The closure of the Paleotethys ocean in the Tethyan orogenic belt in northeastern (NE) Iran, related to the collision between Gondwana-derived terranes in the south and Laurasia in the north, remains controversial due to the sparsity of Paleozoic ophiolitic outcrops but can be constrained by contemporaneous granitoids. The Late Triassic Torbat e Jam stock in NE Iran is composed of three intrusive suites: (1) the oldest gabbro to quartz diorite intruded at 215.5 ± 0.9 Ma; (2) granodiorite to monzonite; and (3) the youngest granite to alkali granite. All three suites are metaluminous to moderately peraluminous with enrichment in LILE, low LREE/HREE fractionation with (La/Yb)N = 8.4–13.6, and small negative Eu anomalies. The Torbat e Jam stock without primary magnetite is characterized by very low magnetic susceptibility (5 × 10−5 to 6 × 10−4 SI unit), indicative of the I-type granitoids. Zircon Hf isotopic compositions show positive εHf(t) values of +2.6 to +5.7, indicative of a predominantly mantle source with minor crustal contamination. Hf model ages are consistent with the presence of Neoproterozoic juvenile sources (TDMC = 0.88 to 1.09 Ga).

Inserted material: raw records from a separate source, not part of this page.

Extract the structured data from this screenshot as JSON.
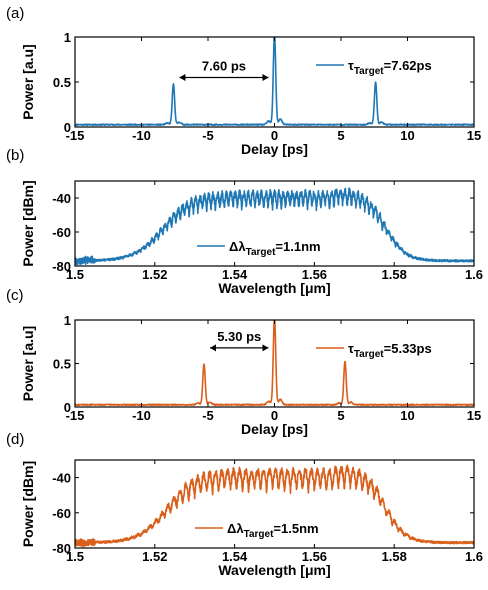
{
  "chart_data": [
    {
      "panel": "(a)",
      "type": "line",
      "xlabel": "Delay [ps]",
      "ylabel": "Power [a.u]",
      "xlim": [
        -15,
        15
      ],
      "ylim": [
        0,
        1
      ],
      "xticks": [
        -15,
        -10,
        -5,
        0,
        5,
        10,
        15
      ],
      "yticks": [
        0,
        0.5,
        1
      ],
      "color": "#1f77b4",
      "legend": {
        "prefix": "τ",
        "sub": "Target",
        "suffix": "=7.62ps",
        "location": "upper-right"
      },
      "annotation": {
        "text": "7.60 ps",
        "x_from": -7.6,
        "x_to": 0.0,
        "y": 0.55
      },
      "peaks": [
        {
          "x": -7.6,
          "height": 0.45
        },
        {
          "x": 0.0,
          "height": 1.0
        },
        {
          "x": 7.6,
          "height": 0.47
        }
      ]
    },
    {
      "panel": "(b)",
      "type": "line",
      "xlabel": "Wavelength [μm]",
      "ylabel": "Power [dBm]",
      "xlim": [
        1.5,
        1.6
      ],
      "ylim": [
        -80,
        -30
      ],
      "xticks": [
        1.5,
        1.52,
        1.54,
        1.56,
        1.58,
        1.6
      ],
      "yticks": [
        -80,
        -60,
        -40
      ],
      "color": "#1f77b4",
      "legend": {
        "prefix": "Δλ",
        "sub": "Target",
        "suffix": "=1.1nm",
        "location": "lower-center"
      },
      "spectrum": {
        "floor": -77,
        "top": -37,
        "edge_low": 1.522,
        "edge_high": 1.578,
        "fringe_period": 0.0011,
        "ripple": 7
      }
    },
    {
      "panel": "(c)",
      "type": "line",
      "xlabel": "Delay [ps]",
      "ylabel": "Power [a.u]",
      "xlim": [
        -15,
        15
      ],
      "ylim": [
        0,
        1
      ],
      "xticks": [
        -15,
        -10,
        -5,
        0,
        5,
        10,
        15
      ],
      "yticks": [
        0,
        0.5,
        1
      ],
      "color": "#d95f1a",
      "legend": {
        "prefix": "τ",
        "sub": "Target",
        "suffix": "=5.33ps",
        "location": "upper-right"
      },
      "annotation": {
        "text": "5.30 ps",
        "x_from": -5.3,
        "x_to": 0.0,
        "y": 0.68
      },
      "peaks": [
        {
          "x": -5.3,
          "height": 0.47
        },
        {
          "x": 0.0,
          "height": 1.0
        },
        {
          "x": 5.3,
          "height": 0.5
        }
      ]
    },
    {
      "panel": "(d)",
      "type": "line",
      "xlabel": "Wavelength [μm]",
      "ylabel": "Power [dBm]",
      "xlim": [
        1.5,
        1.6
      ],
      "ylim": [
        -80,
        -30
      ],
      "xticks": [
        1.5,
        1.52,
        1.54,
        1.56,
        1.58,
        1.6
      ],
      "yticks": [
        -80,
        -60,
        -40
      ],
      "color": "#d95f1a",
      "legend": {
        "prefix": "Δλ",
        "sub": "Target",
        "suffix": "=1.5nm",
        "location": "lower-left"
      },
      "spectrum": {
        "floor": -77,
        "top": -36,
        "edge_low": 1.523,
        "edge_high": 1.578,
        "fringe_period": 0.0015,
        "ripple": 9
      }
    }
  ]
}
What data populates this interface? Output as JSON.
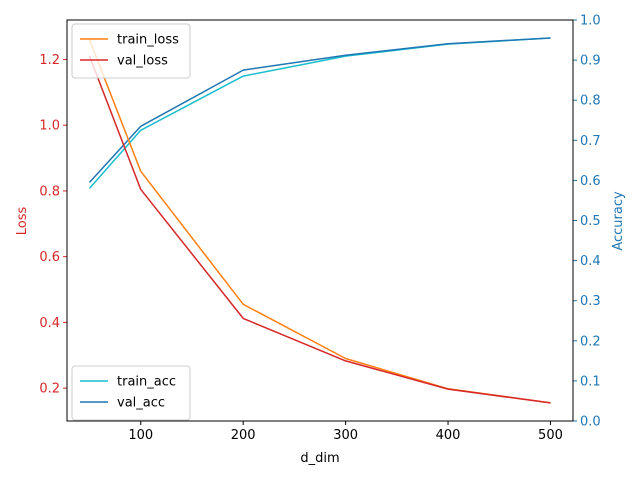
{
  "chart_data": {
    "type": "line",
    "x": [
      50,
      100,
      200,
      300,
      400,
      500
    ],
    "xlabel": "d_dim",
    "xticks": [
      "100",
      "200",
      "300",
      "400",
      "500"
    ],
    "xlim": [
      28,
      522
    ],
    "left_axis": {
      "label": "Loss",
      "color": "#d62728",
      "ylim": [
        0.1,
        1.32
      ],
      "ticks": [
        "0.2",
        "0.4",
        "0.6",
        "0.8",
        "1.0",
        "1.2"
      ],
      "series": [
        {
          "name": "train_loss",
          "color": "#ff7f0e",
          "values": [
            1.26,
            0.86,
            0.455,
            0.29,
            0.198,
            0.155
          ]
        },
        {
          "name": "val_loss",
          "color": "#d62728",
          "values": [
            1.21,
            0.805,
            0.412,
            0.283,
            0.197,
            0.155
          ]
        }
      ],
      "legend_position": "upper-left"
    },
    "right_axis": {
      "label": "Accuracy",
      "color": "#1f77b4",
      "ylim": [
        0.0,
        1.0
      ],
      "ticks": [
        "0.0",
        "0.1",
        "0.2",
        "0.3",
        "0.4",
        "0.5",
        "0.6",
        "0.7",
        "0.8",
        "0.9",
        "1.0"
      ],
      "series": [
        {
          "name": "train_acc",
          "color": "#17becf",
          "values": [
            0.58,
            0.725,
            0.86,
            0.91,
            0.94,
            0.955
          ]
        },
        {
          "name": "val_acc",
          "color": "#1f77b4",
          "values": [
            0.595,
            0.735,
            0.875,
            0.912,
            0.941,
            0.955
          ]
        }
      ],
      "legend_position": "lower-left"
    },
    "grid": false
  }
}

These geochemical data and field relationships suggest that the Torbat e Jam stock formed in a late orogenic to post-collisional tectonic setting after the closure of a secondary Paleotethys ocean (Paleotethys II), which opened as an oceanic trough during the Late Palaeozoic in the Iranian block, and closed in the Late Permian-Early Triassic Indosinian orogeny.